Récemment, le pape François s’est exclamé que les communistes étaient des chrétiens qui s’ignorent et qu’ils avaient “dérobé” aux chrétiens le message des Évangiles. Amen ! Voici un pape gramscien qui comprend parfaitement le cheminement des croyances et des représentations populaires, et leur importance dans la vie du peuple. Bref, si les matéralistes sont des chrétiens qui s’ignorent (ou pas), ce pape a dû recevoir quelques rudiments d’éducation marxiste. En effet, de Marx à Gramsci, on ne trouve nulle condamnation des croyants. Les marxistes savent que la foi religieuse en milieu populaire est souvent l’arme de défense des opprimés.

À l’occasion de la Rencontre mondiale des mouvements populaires au Vatican, le pape a déclaré : “Certains, quand je demande pour les pauvres de la terre, un toit et un travail, disent que le pape est communiste ! Ils ne comprennent pas que la solidarité avec les pauvres est la base même des Évangiles”. Avant d’être camarades, aurait pu ajouter le pape François, nous sommes des frères et des soeurs. Dans la Toscane communiste, on a d’ailleurs coutume d’appeler une personne juste et honnête, “un buon cristiano”.

En 2012, les Français ont élu un roitelet “socialiste” qui, depuis, vit claquemuré dans son palais de l’Élysée, à partir duquel il pilote des politiques antisociales. Le pape François rejette la pompe, a critiqué la “bureaucratie vaticane” et, ce faisant, s’est mis à dos la Curie romaine. Il y a quelques mois, dans un échange avec le dirigeant d’un mouvement social en Amérique latine, le pape a confié qu’il ne mange qu’à la cantine du Vatican. Notant la surprise de son interlocuteur, il ajouté, auto-ironique, que c’était le seul endroit où il pouvait manger sans crainte d’être empoisonné.

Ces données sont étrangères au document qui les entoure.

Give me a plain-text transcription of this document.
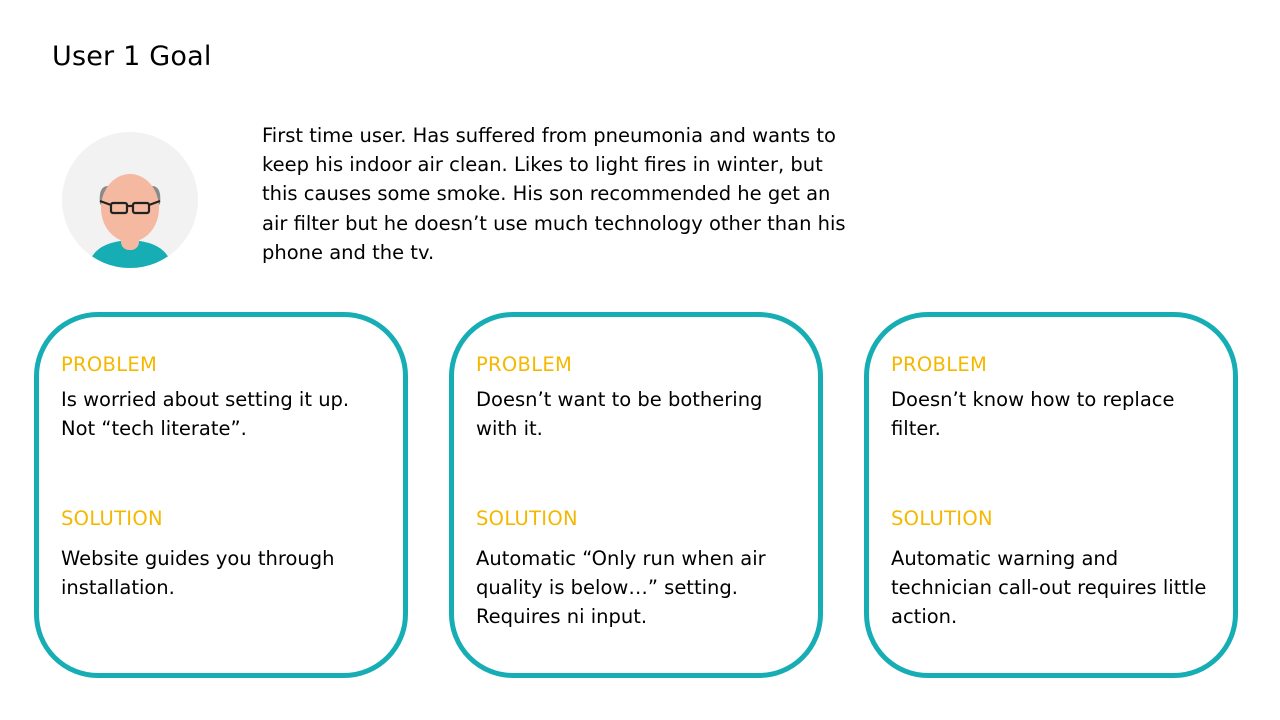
User 1 Goal
First time user. Has suffered from pneumonia and wants to keep his indoor air clean. Likes to light fires in winter, but this causes some smoke. His son recommended he get an air filter but he doesn’t use much technology other than his phone and the tv.
PROBLEM
Is worried about setting it up. Not “tech literate”.
SOLUTION
Website guides you through installation.
PROBLEM
Doesn’t want to be bothering with it.
SOLUTION
Automatic “Only run when air quality is below…” setting. Requires ni input.
PROBLEM
Doesn’t know how to replace filter.
SOLUTION
Automatic warning and technician call-out requires little action.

Pour l’année 2015, je fais le voeu de la victoire de Syriza en Grèce et de Podemos en Espagne. Après cette victoire, conscients qu’en chaque chrétien il y a peut-être un socialiste qui s’ignore, Alexis Tsipras et Pablo Iglesias, pourraient décider de rencontrer le pape. Les plus gramsciens des dirigeants de la gauche européenne lui feraient cette annonce solennelle : “Nous allons mettre en oeuvre des politiques de justice sociale dont nos peuples ont besoin et promouvoir la fraternité entre les nations”. Ce serait la traduction séculière et contemporaine de la lettre des Évangiles.